Glissé page 74, cet aparté un rien désabusé révèle en filigrane les intentions de Mikailoff : conscient de l’impossibilité inscrite au cœur de toute entreprise biographique, il cherche moins à consigner le récit d’une vie qu’à brosser le portrait d’une femme, portrait dans le dessin duquel entrent probablement autant de (men)songes que de faits réels.

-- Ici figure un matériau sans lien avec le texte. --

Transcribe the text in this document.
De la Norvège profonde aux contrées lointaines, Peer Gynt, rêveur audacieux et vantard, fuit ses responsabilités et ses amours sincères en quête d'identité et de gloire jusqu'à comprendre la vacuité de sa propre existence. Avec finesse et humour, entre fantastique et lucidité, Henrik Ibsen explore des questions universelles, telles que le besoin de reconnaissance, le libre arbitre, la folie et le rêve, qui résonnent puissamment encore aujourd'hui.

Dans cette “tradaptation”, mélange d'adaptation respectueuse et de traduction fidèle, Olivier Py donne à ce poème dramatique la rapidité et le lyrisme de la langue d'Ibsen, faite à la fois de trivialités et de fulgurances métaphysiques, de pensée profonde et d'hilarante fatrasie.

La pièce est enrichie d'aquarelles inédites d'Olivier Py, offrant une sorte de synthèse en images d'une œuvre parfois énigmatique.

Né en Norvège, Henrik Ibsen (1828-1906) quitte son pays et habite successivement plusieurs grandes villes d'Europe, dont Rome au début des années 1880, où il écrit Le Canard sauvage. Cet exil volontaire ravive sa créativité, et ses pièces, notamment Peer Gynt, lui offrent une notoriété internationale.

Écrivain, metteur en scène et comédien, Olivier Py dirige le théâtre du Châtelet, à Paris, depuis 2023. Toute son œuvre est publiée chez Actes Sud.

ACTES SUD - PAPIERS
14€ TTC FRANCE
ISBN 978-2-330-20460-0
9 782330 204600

La vérité, au fond, n’a pas d’importance : existe-t-elle seulement ? Et le plus fidèle des biographes n’est-il pas celui dont l’imagination s’exprime le plus ouvertement ? Laissons les dates aux officiers de l’état civil et concentrons-nous sur les sentiments ! A cet égard, Mikailoff ne prend sans doute pas suffisamment de libertés, lui qui respecte ici cette pesante convention qu’est l’ordre chronologique. 
 
Tel quel, avec ses défauts (dont un piètre portfolio) et ses lacunes, Citizen Jane constitue pourtant un document estimable,  affectueusement dédié à celle, fille d’une comédienne de théâtre et d’un officier de carrière, qui fut l’une des icônes du Swingin’ London et qui, en tant qu’actrice, alla de A comme Antonioni (Blow Up) à Z comme Zidi (La moutarde me monte au nez, La course à l’échalote).
 
De « l’hurluberlue britonne » (la formule est de Gainsbourg himself), qui vient d’avoir 63 ans, Pierre Mikailoff donne une vision à la fois synthétique et sympathique – ses rares critiques se faisant toutes sur le mode allusif…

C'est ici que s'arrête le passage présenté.